Yıldıray OĞUR
Geçen hafta Meclis’te yapılan görüşmelerle, 1973'ten beri yürürlükte olan İç Tüzük’te önemli değişikliklere gidildi. 1982, 1996 yıllarındaki geniş kapsamlı değişikliklerle birlikte TBMM İç Tüzüğü’nde 14'üncü değişiklik de yapılmış oldu.
Bu değişikliğin en ilginç tarafı ise Meşrutiyet dönemi meclislerinden itibaren kürsü dokunulmazlığının ve söz hürriyetinin çok geniş tutulduğu Meclis İç Tüzüğü'ne, 12 Mart sonrası, 12 Eylül sonrası, 28 Şubat arifesinde yapılan değişikliklerde bile akla gelmemiş kürsüde konuşma yasaklarının girmesi oldu.
Farkı anlamak için tüzüğün “Meclis’ten geçici çıkarma” cezasını düzenleyen 161'inci maddesinin, kürsüdeki kusurlu hareketleri belirleyen 3'üncü fıkrasının eski halini okuyalım önce:
“Görüşmeler sırasında Cumhurbaşkanına, Cumhuriyet Senatosuna, Millet Meclisine, Cumhuriyet Senatosu Başkanına, Millet Meclisi Başkanına, Cumhuriyet Senatosu ve Millet Meclisi Başkanlık Divanlarına, Başkanlık görevini yerine getiren Başkanvekiline hakarette bulunmak, sövmek veya onları tehdid etmek yahut Türkiye Cumhuriyeti'ne veya onun Anayasa düzenine sövmek”
Son tüzük değişikliğiyle 3'üncü fıkraya yeni yasaklar eklendi ve şöyle oldu;
“Görüşmeler sırasında Cumhurbaşkanı'na, Türkiye Büyük Millet Meclisi'ne, Türkiye Büyük Millet Meclisi Başkanı'na, Türkiye Büyük Millet Meclisi Başkanlık Divanı'na ve Başkanlık görevini yerine getiren Başkanvekiline hakarette bulunmak, sövmek veya onları tehdit etmek yahut Türkiye Cumhuriyeti'ne veya onun Anayasa düzenine sövmek, Türk milletinin tarihi ve ortak geçmişine yönelik hakaret ve ithamlar ile Anayasanın ilk dört maddesine aykırı beyanlarda bulunmak, Türkiye Cumhuriyeti'nin Anayasa ve kanunlarda düzenlenen idari yapısı ve yerleşim birimlerine ilişkin Anayasa ve kanunlara aykırı isim ve sıfatlar kullanmak;”

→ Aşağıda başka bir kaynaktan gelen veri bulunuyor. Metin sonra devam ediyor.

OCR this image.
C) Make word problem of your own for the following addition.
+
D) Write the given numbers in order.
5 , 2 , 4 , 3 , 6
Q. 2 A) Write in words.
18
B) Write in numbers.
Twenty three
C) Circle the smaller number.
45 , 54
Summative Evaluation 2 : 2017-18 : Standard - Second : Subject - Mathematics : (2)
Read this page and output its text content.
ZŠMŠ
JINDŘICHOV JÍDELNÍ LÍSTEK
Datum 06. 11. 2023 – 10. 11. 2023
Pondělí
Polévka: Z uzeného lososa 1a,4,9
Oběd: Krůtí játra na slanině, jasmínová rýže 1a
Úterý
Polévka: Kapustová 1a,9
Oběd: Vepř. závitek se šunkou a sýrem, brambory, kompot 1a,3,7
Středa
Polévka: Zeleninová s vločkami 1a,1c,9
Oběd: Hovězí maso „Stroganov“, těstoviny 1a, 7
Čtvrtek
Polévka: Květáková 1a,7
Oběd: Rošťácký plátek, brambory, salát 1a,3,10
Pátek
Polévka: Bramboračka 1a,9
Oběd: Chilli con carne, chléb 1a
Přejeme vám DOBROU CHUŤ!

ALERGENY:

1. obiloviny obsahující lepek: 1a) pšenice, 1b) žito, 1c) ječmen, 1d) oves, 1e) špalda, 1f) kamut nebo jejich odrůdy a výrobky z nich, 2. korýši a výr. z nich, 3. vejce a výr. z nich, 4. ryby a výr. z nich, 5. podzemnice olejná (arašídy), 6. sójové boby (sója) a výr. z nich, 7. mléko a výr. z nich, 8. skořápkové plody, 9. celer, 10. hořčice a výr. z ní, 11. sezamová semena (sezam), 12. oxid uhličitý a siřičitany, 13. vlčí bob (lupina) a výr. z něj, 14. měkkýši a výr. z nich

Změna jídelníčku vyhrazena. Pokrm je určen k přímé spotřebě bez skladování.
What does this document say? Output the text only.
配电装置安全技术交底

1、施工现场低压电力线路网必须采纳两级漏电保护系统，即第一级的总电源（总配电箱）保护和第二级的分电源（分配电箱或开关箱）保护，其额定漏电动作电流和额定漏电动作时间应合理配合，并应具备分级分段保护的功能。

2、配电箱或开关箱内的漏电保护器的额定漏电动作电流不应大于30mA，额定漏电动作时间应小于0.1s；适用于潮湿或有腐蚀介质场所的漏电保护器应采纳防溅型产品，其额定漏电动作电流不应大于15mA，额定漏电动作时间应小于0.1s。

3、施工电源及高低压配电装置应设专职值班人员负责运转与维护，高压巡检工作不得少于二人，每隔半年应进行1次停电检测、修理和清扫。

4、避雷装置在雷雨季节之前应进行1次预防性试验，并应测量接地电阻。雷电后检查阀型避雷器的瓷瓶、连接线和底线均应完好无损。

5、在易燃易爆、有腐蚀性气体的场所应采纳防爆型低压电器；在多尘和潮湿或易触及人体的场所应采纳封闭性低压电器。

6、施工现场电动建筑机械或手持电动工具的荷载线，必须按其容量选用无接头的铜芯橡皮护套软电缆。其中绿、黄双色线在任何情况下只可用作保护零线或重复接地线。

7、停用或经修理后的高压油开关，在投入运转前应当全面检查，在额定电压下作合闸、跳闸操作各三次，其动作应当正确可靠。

Kürsüde bunları yapan vekilleri sadece Meclis’ten geçici olarak çıkarılmıyor, aynı zamanda maaşlarının 2/3’ü de ceza olarak kesiliyor. Yani bugünkü vekil maaşları düşünülürse bu, 12 bin TL'lik bir ceza yapıyor.
Peki “Türk Milletinin tarihi ve ortak geçmişine yönelik hakaret ve ithamlar”ın içine neler giriyor?
Hadi hakareti geçtik. İthamın içine girmeyecek ne olabilir?
Mesela bir milletvekili TBMM yayınları tarafından basılan İstiklal Mahkemeleri zabıtlarını eline alıp, kürsüden, Şeyh Said, İsklipli Atıf Hoca’nın yargılandığı mahkeme tutanaklarını okusa, üzüntüsünü bildirse ortak geçmişimize ithamlarda bulunmuş olur mu?
Ya da başka bir milletvekili 24 Nisan’da kürsüye çıkıp soykırım, katliam demeyi bırakın, mesela Başbakanlığın 2013’ten beri her yıl 24 Nisan'da yayımladığı 1915 taziye metnini okusa “bu Türk milletinin tarihi ve ortak geçmişine yönelik bir ithama” girip Meclis’ten atılmasına neden olur mu?
Ya da bir milletvekili 1937/38 Dersim Katliamı’nda öldürülen insanlarla ilgili 2013’te Başbakan’ın yaptığı özür konuşmasını tekrar okusa, Meclis oturumundan atılır mı?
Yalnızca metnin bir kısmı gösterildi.